Verdin on Thursday proposed manufacturing, in Cincinnati, a new frame capable of holding 34 more bells than the 14-bell Jefferson tower currently has.
That frame would be hoisted by a crane and fit in the existing frame’s footprint, he said.
While it was officially dedicated on Oct. 16, 1966, as the Mahanay Memorial Carillon Tower, the Mahanay tower isn’t technically a true carillon.
A true carillon requires at least 23 bells.
Anything less — like Greene County’s iconic 14-bell tower — is considered a chime.
While the real bells do, in fact, chime on the hour, quarter and half-hour, there aren’t enough of them to play actual music.
For that, a new digital music system replicates the sound of 61 cast bells and blasts them through speakers.
In its day, the bell tower was completed at a cost of $350,000.
Obtaining enough bells for a true carillon has been a longtime quest for Carole Custer, president of the Mahanay Bell Tower Community Foundation.
“The goal has always been to make it a true carillon,” she told The Jefferson Herald earlier this month. “After the tower has been in Greene County for 50 years, we should have it finished.”
Supervisors, on whose land the tower sits, seem receptive to fulfilling that wish.
“Everything you’ve laid out sounds great,” Supervisor John Muir told Verdin.
Verdin will work up a new cost estimate for supervisors, and the supervisors will proceed with conducting an updated structural analysis on the tower itself to see if anything’s changed in the 20 years since interest first was shown in upgrading the 168-foot local landmark.
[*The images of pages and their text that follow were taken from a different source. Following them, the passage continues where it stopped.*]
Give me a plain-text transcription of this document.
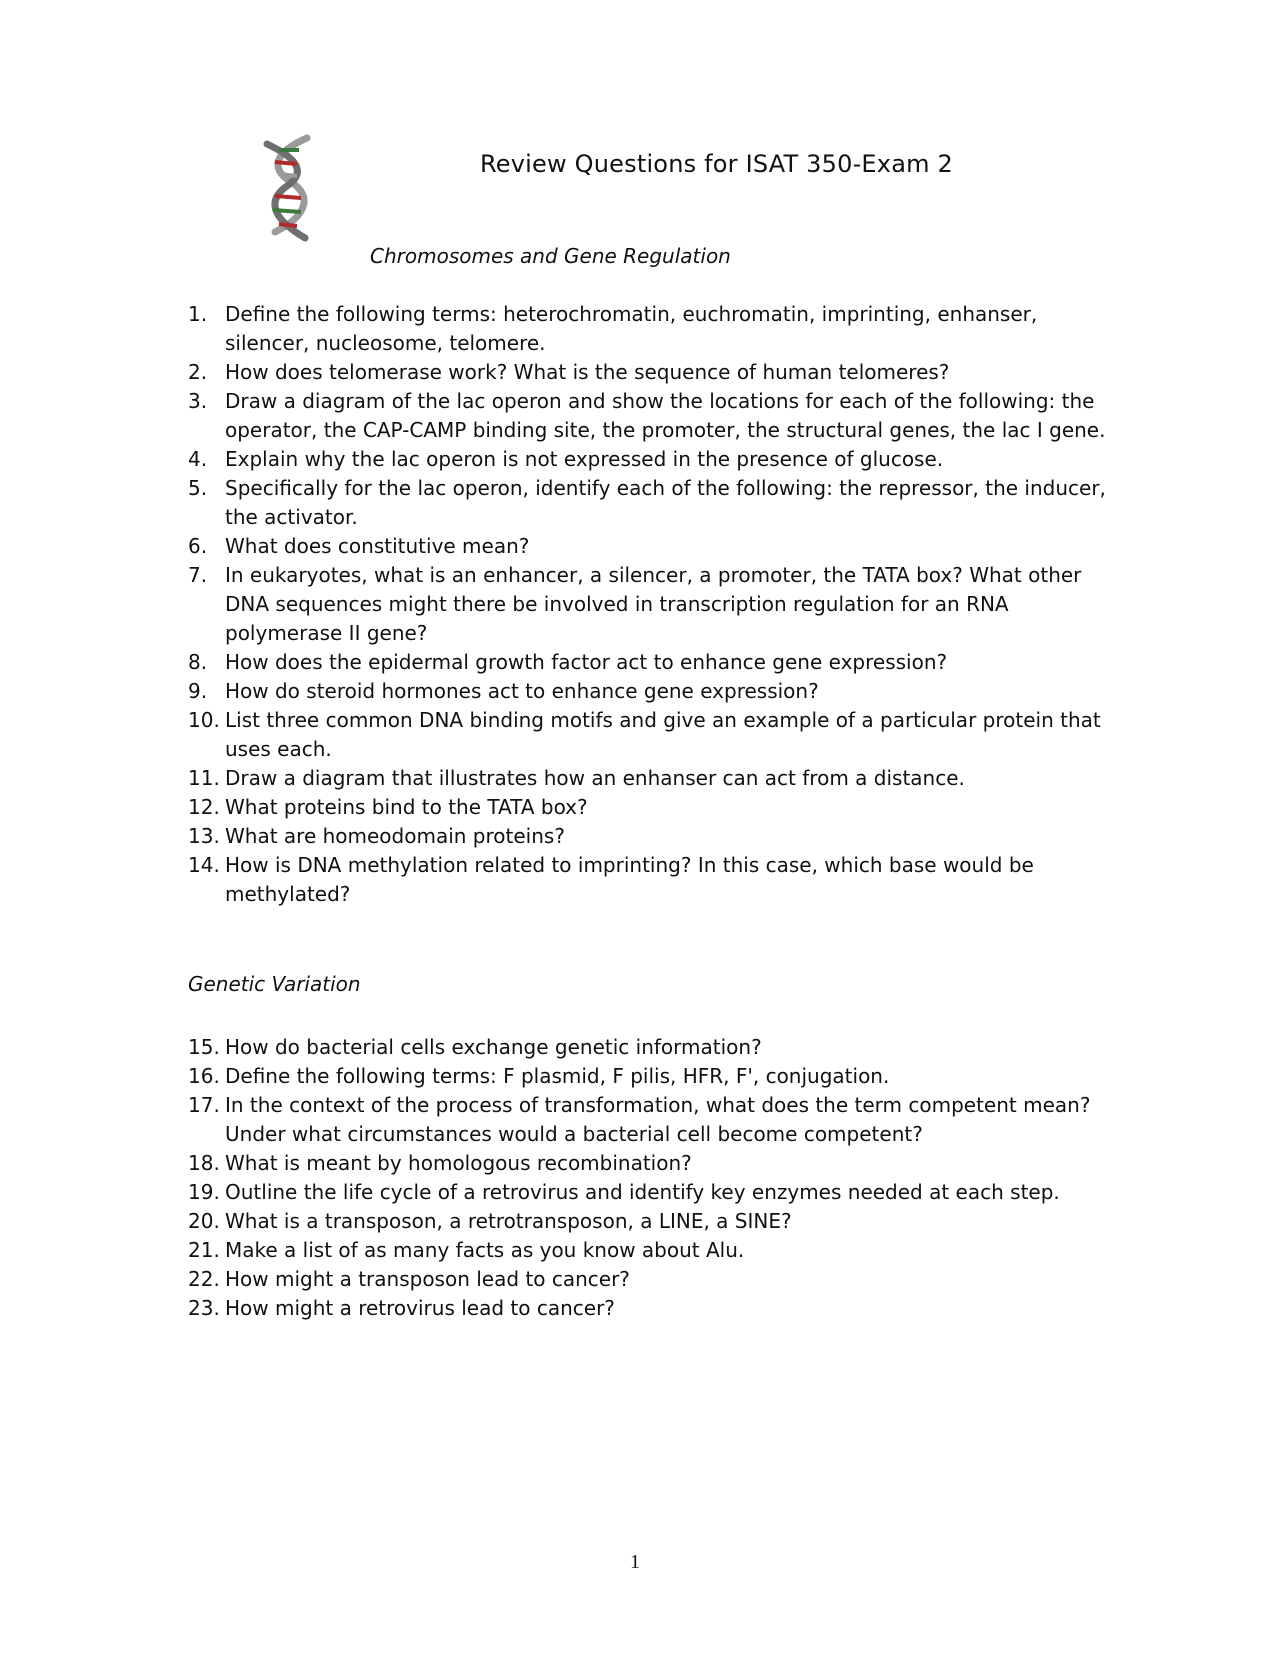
Review Questions for ISAT 350-Exam 2
Chromosomes and Gene Regulation
1. Define the following terms: heterochromatin, euchromatin, imprinting, enhanser, silencer, nucleosome, telomere.
2. How does telomerase work? What is the sequence of human telomeres?
3. Draw a diagram of the lac operon and show the locations for each of the following: the operator, the CAP-CAMP binding site, the promoter, the structural genes, the lac I gene.
4. Explain why the lac operon is not expressed in the presence of glucose.
5. Specifically for the lac operon, identify each of the following: the repressor, the inducer, the activator.
6. What does constitutive mean?
7. In eukaryotes, what is an enhancer, a silencer, a promoter, the TATA box? What other DNA sequences might there be involved in transcription regulation for an RNA polymerase II gene?
8. How does the epidermal growth factor act to enhance gene expression?
9. How do steroid hormones act to enhance gene expression?
10. List three common DNA binding motifs and give an example of a particular protein that uses each.
11. Draw a diagram that illustrates how an enhanser can act from a distance.
12. What proteins bind to the TATA box?
13. What are homeodomain proteins?
14. How is DNA methylation related to imprinting? In this case, which base would be methylated?
Genetic Variation
15. How do bacterial cells exchange genetic information?
16. Define the following terms: F plasmid, F pilis, HFR, F', conjugation.
17. In the context of the process of transformation, what does the term competent mean? Under what circumstances would a bacterial cell become competent?
18. What is meant by homologous recombination?
19. Outline the life cycle of a retrovirus and identify key enzymes needed at each step.
20. What is a transposon, a retrotransposon, a LINE, a SINE?
21. Make a list of as many facts as you know about Alu.
22. How might a transposon lead to cancer?
23. How might a retrovirus lead to cancer?
1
“We need to know that whatever we do up there is safe,” Muir said.
The fabricated steel structure currently in place for the bells is showing signs of corrosion and hasn’t done the cast bells any favors, according to Verdin.
“Because the bells are in an environment that gets 24/7 elements ... because there’s no roof over it, it’s taken the full brunt of those elements,” he said.
One by one, the electrical strikers for individual bells have broken down, Verdin reported.
As a result, he said, technicians have robbed parts from other bells to keep the Westminster chime going for its timely reminders.
The tower’s new digital music system, installed in mid-December at a cost of about $16,000, has the capability to play any amount of real bells, Verdin said.
Verdin also reminded supervisors of the unique opportunity they have to make a true carillon out of the Mahanay tower.
There are only about 400 carillons in the entire world, he said.
“What you guys have is very rare,” he said.
The big bells — including a 4,700-pound C bell — are already in place, he said.
“You’ve got the potential of a big carillon,” he said.
An additional 15 upper-octave bells have long been purchased and remain inside the courthouse.
Verdin recommended installing those 15 additional bells with the new support structure.
“It would look like the frame is filling up,” he said. “That would be a good way to excite people.”